Following the good news that UK holiday homes will retain their favourable Income Tax and Capital Gains Tax (CGT) relief until 5 April 2011 and if the Consultation Document is approved for the years ahead there is more good news in a “DIY Housebuilders Scheme” which allows input VAT to be reclaimed when a house is built by the owners themselves. A recent VAT case has ruled that holiday homes are not excluded from the effective VAT advantage.
It is advised that all claims for the reclaim of VAT should be accompanied by planning permission, certificate of completion, building plans and all original VAT invoices, bills and credit notes in respect of the holiday home.
A ‘holiday home’ means a dwelling which cannot lawfully be occupied throughout the year as the owner’s principal private residence (for example, because of planning restrictions). HMRC’s policy has been to refuse claims under the DIY Housebuilders Scheme for holiday homes, on the grounds that a sale of a completed holiday home by a developer would be a standard-rated supply. However, the First Tier Tribunal held that HMRC had misinterpreted the legislation and that the exclusion from zero-rating of new holiday homes cannot be integrated with the DIY Housebuilders Scheme.
In HMRC Brief 29/10 claims are invited from ‘DIY Holiday Homebuilders’ with a Certificate of Completion dated not earlier than 16 March 2006 (four years and three months before the Brief was published on 15 June 2010). Claims already made and refused may now be resubmitted (including cases where the Certificate of Completion was issued before 16 March 2006). It should also be noted that HMRC conceded that a claim under the DIY Housebuilders Scheme could include repayment of VAT incurred elsewhere in the EC (in this case, Finnish VAT paid on timber bought from that country).
The Business Brief follows the First Tier Tax Tribunal decision in Mrs Irene Susan Jennings ([2010] UKFTT 49 (TC)). HMRC do now accept that VAT refunds under the DIY Housebuilders Scheme may be claimed in respect of the construction of a new holiday home or the conversion of an existing building into a holiday home. Obviously a refund of VAT is subject to the conditions of the DIY Housebuilders scheme being met.
Clearly all those who have built a holiday home themselves and kept all the paperwork (including VAT invoices!) can go back and reclaim the input VAT and all those planning to build a holiday home and carry out the building work themselves can now reclaim the input VAT provided that they meet all the conditions.
Future Claims
With the Olympics fast approaching and much talk of the “green” advantages of the UK holiday as opposed to the overseas holiday, it is anticipated that a large number of applications for planning permission will be seen in the months ahead.

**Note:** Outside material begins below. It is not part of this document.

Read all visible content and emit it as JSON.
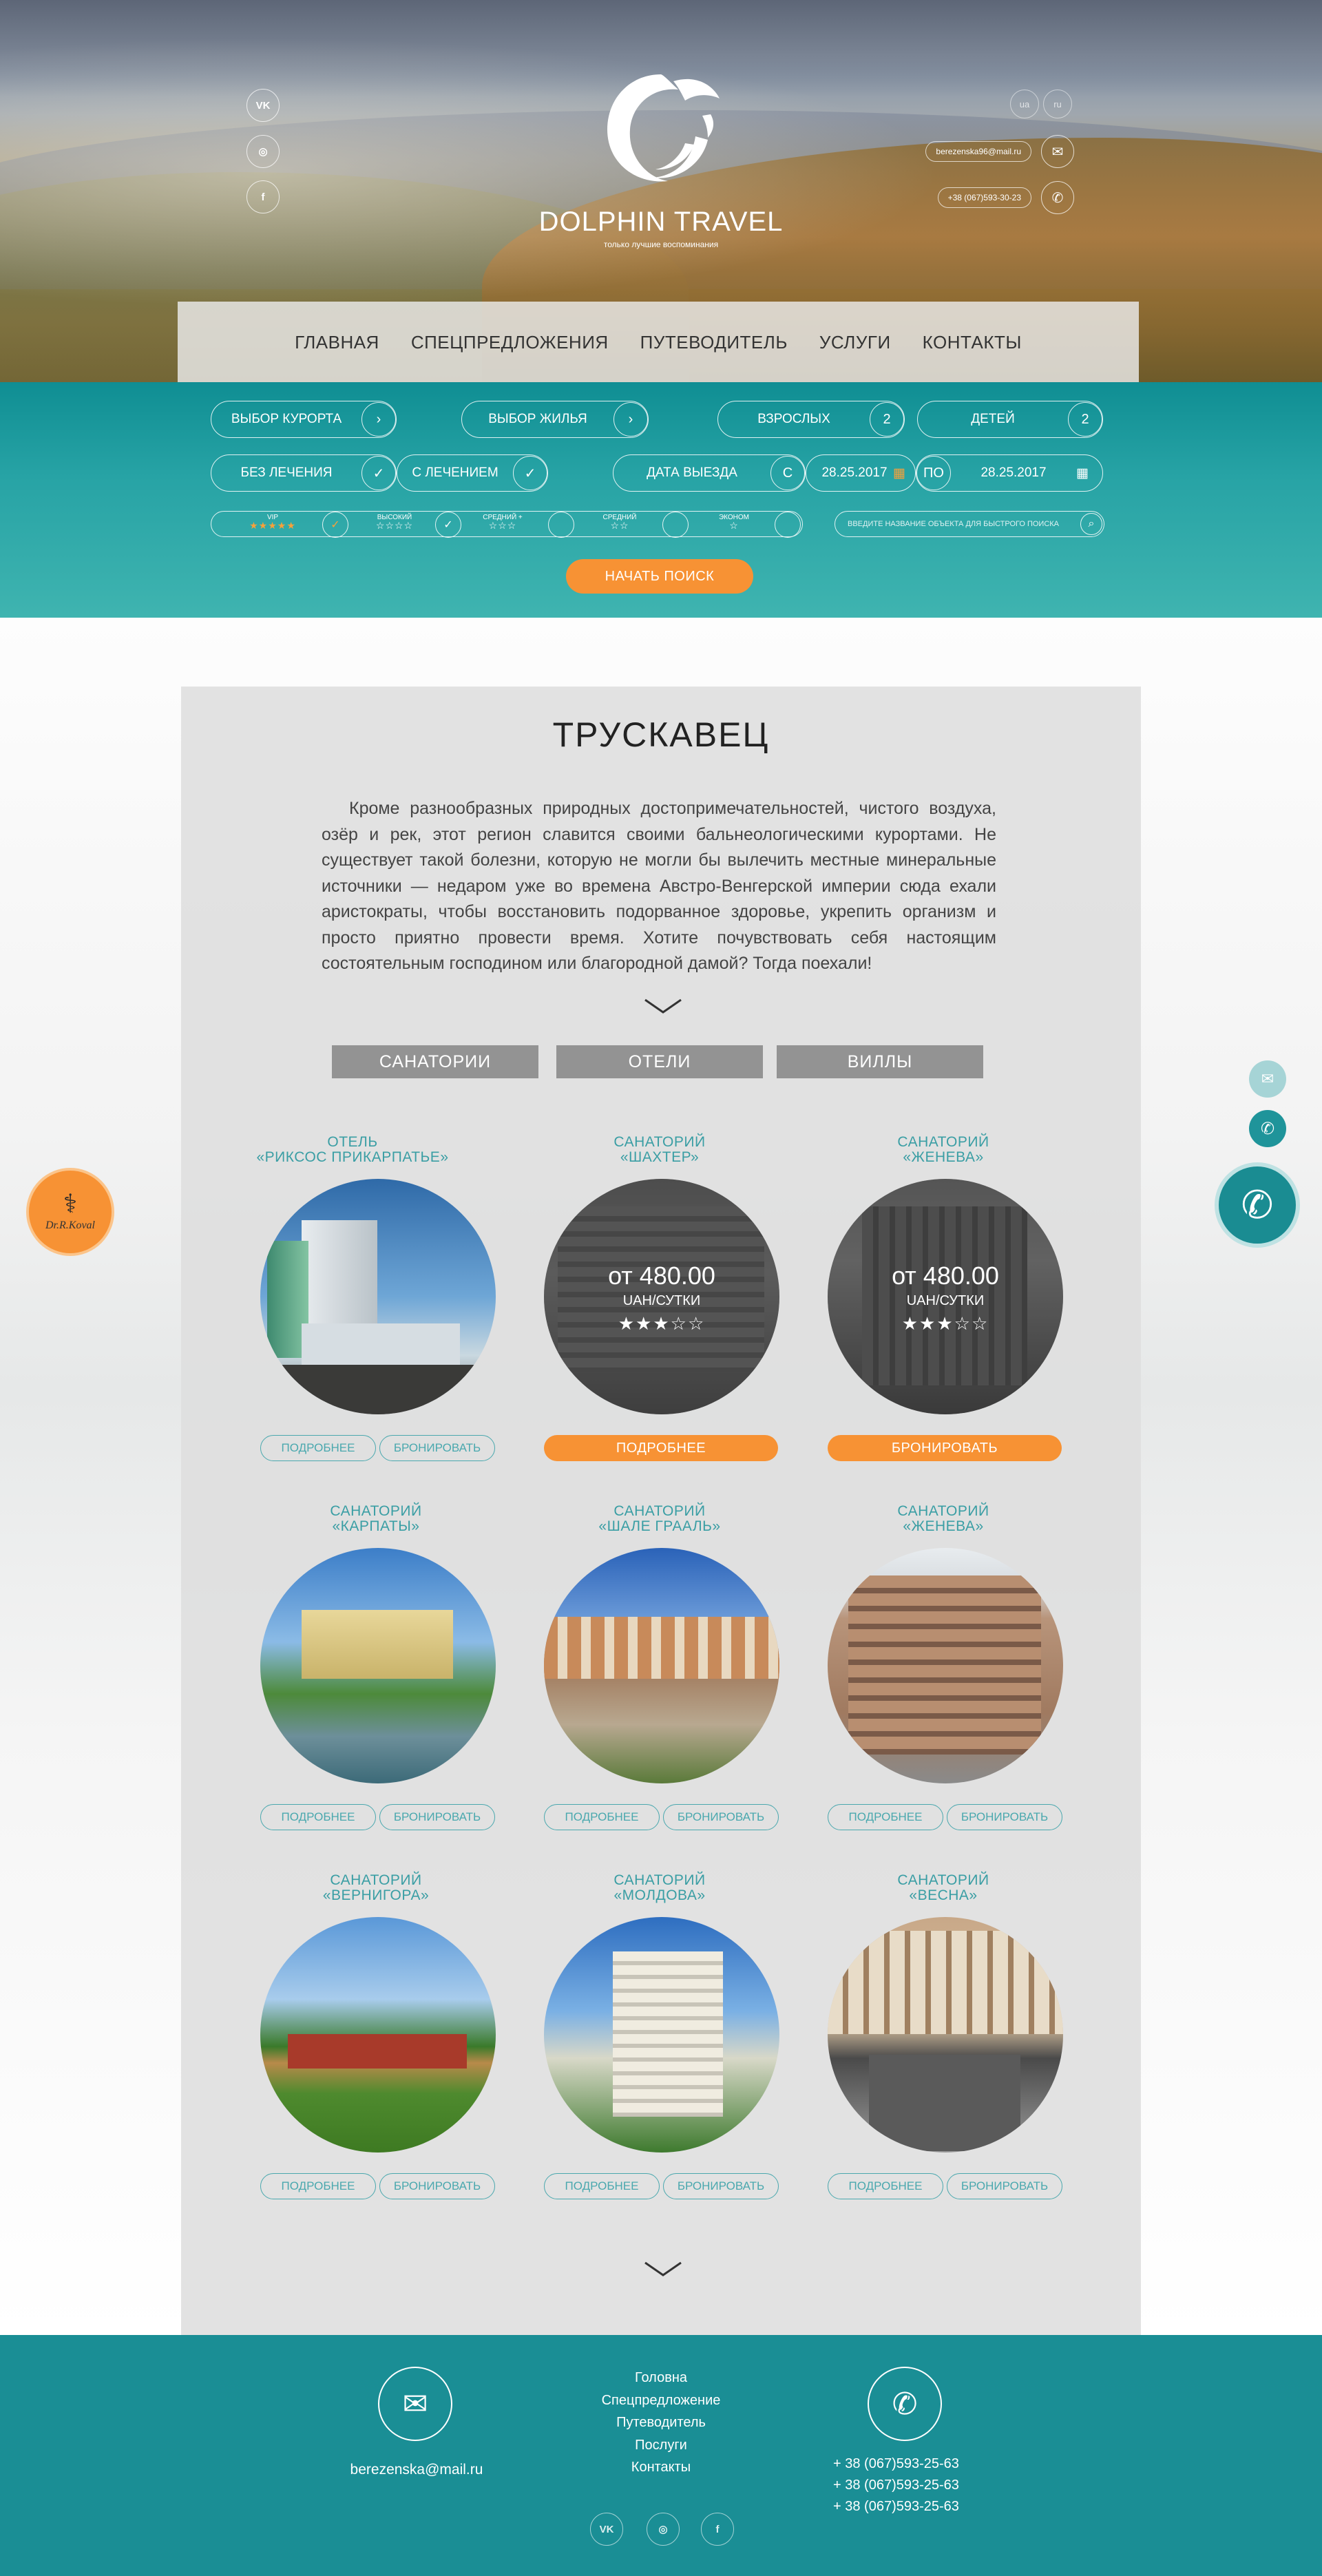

It can therefore be debated was all the fuss surrounding the necessity for an FHL arrangement to be a business in the period since 22 April 2009 and the argument clearly is yes. The FHL rules that are currently under review apply only to the Capital Gains Tax and the Income Tax rules. It will still be important that the FHL property could achieve Business Property Relief (BPR) for Inheritance Tax purposes if appropriate. There are those who would question how can let property be a business? However, in order to achieve BPR the arguments are all about the level of service provided by the owner. The letting would have to be operated on the concept of a hotel or serviced caravan park with the possibilities of breakfast and other facilities being available.